Cumul : une autre proposition « hollandiste » revient avec force dans le débat politique : le non-cumul des mandats. Fortement soutenue par Martine Aubry, elle n’en divise pas moins les élus socialistes, François Rebsamen et Gérard Collomb en tête, qui pensent qu’elle devrait souffrir des exceptions : il est vrai qu’ils sont tous les deux sénateurs-maires, respectivement de Dijon et de Lyon. Faut-il, au nom de l’austérité et de la moralité publique, se passer d’une expérience locale qui peut être répercutée à un niveau national ? C’est la question que posent au président les nombreux cumulards socialistes – 70% du nombre global de leurs élus -, en espérant que sa décision ménage, une fois de plus, la chèvre et le chou. Mais quid de tant d’avantages quand la récession économique menace le pays? En attendant, Claude Bartolone, président de l’Assemblée Nationale, a fait voter une diminution de 10% des indemnités parlementaires.

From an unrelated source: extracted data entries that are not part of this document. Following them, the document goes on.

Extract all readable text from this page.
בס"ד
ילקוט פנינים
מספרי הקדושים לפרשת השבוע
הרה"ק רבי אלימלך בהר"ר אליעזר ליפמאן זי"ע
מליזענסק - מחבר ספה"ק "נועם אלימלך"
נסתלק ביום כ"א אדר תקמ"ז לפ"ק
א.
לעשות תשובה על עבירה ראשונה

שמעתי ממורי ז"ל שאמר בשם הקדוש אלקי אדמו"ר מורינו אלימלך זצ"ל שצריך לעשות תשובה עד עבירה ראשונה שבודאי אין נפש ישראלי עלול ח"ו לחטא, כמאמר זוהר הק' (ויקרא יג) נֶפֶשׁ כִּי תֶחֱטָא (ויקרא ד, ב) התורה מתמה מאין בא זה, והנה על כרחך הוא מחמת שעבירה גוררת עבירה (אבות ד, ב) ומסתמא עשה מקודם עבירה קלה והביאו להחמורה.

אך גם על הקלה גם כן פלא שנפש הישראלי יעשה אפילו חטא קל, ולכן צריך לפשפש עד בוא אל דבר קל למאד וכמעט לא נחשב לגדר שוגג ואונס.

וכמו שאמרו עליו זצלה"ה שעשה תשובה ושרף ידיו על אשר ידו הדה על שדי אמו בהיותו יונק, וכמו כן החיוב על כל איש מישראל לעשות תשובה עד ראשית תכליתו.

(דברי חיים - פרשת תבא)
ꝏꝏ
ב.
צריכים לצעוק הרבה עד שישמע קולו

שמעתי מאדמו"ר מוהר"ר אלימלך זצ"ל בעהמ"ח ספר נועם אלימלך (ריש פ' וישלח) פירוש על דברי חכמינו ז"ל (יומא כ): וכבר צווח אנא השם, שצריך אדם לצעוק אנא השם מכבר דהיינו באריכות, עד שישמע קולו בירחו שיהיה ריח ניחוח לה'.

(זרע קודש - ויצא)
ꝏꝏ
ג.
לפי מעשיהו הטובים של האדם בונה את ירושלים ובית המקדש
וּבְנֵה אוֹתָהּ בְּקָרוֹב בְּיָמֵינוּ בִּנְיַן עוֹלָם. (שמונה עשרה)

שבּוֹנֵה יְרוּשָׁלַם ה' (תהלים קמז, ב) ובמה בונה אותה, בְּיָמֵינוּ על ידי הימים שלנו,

Puisqu’il faut donner l’exemple, allons-y mais à petits pas.

 

Corrida : malgré les protestations des nombreux adversaires de la corrida (dont des personnalités comme Brigitte Bardot, Alain Delon et Jean-Paul Belmondo), le Conseil Constitutionnel n’a pas cru bon de l’interdire « là où cette tradition s’exerce de façon continue ». Cela concerne, évidemment, des villes comme Nîmes et Arles dont les férias font, chaque année, les beaux jours du commerce local. Car la législation française est riche en exceptions, interdisant ici ce qu’elle tolère ailleurs, sur le territoire national ou dans les départements d’outre-mer. Autrement dit, à Lille, on ne préparera la daube qu’avec du bœuf proprement abattu, tandis qu’en Camargue, on continuera à l’accommoder avec de la viande taurine en provenance des arènes. Si vous voyez la différence…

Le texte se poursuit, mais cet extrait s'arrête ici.